BERLIN — The Kirch Group’s pay TV division filed for bankruptcy Wednesday, becoming the second major Kirch company to go bust in the past five weeks.
KirchPayTV is the parent of digital paybox Premiere, which did not file for insolvency. Premiere will continue to operate free of its parent company’s liabilities.
The bankruptcy had been expected after KirchMedia, its terrestrial TV and rights sister division, went bust in early April. KirchMedia was Premiere’s main content provider.
The pay web has been burning up nearly $2 million a day and last year racked up losses of nearly $800 million. Premiere’s failure to attract subscribers coupled with the high price of Hollywood output deals signed by Kirch in the 1990s dragged the Teuton media giant ever further into debt. Unable to meet credit payments, the core KirchMedia division was forced into receivership.

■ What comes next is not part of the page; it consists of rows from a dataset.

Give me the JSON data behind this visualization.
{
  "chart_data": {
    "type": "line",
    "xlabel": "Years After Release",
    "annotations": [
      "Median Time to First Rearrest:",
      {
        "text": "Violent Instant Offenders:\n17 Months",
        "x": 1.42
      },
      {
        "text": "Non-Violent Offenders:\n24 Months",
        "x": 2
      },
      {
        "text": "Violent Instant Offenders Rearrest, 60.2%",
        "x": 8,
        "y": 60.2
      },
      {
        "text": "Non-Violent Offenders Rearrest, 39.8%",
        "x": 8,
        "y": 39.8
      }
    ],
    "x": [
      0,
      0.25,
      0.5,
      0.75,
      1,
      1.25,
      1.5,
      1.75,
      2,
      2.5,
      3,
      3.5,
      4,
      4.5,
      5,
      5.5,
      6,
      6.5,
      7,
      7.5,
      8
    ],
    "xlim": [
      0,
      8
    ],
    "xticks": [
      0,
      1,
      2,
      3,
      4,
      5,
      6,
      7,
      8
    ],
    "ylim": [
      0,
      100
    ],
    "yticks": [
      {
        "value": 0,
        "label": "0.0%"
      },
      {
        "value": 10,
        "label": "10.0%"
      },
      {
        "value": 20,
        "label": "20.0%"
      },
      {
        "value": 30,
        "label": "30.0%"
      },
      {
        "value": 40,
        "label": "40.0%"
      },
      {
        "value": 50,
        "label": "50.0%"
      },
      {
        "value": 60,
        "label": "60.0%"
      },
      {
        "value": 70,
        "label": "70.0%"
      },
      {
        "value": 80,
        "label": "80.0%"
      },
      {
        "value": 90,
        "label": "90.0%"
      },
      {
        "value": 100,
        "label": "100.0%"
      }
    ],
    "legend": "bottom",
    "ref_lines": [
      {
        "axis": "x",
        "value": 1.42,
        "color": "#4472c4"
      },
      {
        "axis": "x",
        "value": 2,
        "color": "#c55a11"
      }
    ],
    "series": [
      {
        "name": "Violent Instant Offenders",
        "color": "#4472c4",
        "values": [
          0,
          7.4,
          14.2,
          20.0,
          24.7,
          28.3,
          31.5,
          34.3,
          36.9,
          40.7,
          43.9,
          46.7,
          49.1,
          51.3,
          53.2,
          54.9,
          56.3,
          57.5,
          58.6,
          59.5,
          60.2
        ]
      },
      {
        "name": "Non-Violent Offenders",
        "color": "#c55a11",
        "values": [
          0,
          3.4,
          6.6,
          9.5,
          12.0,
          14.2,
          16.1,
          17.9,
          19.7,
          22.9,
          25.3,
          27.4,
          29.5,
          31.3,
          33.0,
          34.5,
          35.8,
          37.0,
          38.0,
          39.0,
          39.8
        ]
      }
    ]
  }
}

KirchPayTV encompasses a number of smaller companies, including Swiss pay service Tele Club.
Premiere chief Georg Kofler has been negotiating with potential investors, including 22% shareholder Rupert Murdoch and German media giant Bertelsmann. Murdoch, who stands to lose a $1.5 billion investment in the company, has long eyed the German pay TV market.
Kirch ready to consult
Meanwhile, Kirch Media’s new management looks set to rehire company founder and former chief exec Leo Kirch and ex-deputy CEO Dieter Hahn as consultants. Kirch and Hahn, who presided over the group during its downfall, will reportedly get a two-year contract worth $4.6 million, with Kirch expected to get a bigger lump of the sum.
German media union Connexx.av has blasted the expected move: “Now those responsible for driving the company into the ground get million-dollar contracts to untangle the entanglements they themselves created,” said spokesman Steffen Schmidt.
Kirch and Hahn still run the show at Kirch umbrella company Taurus, containing all three of its divisions.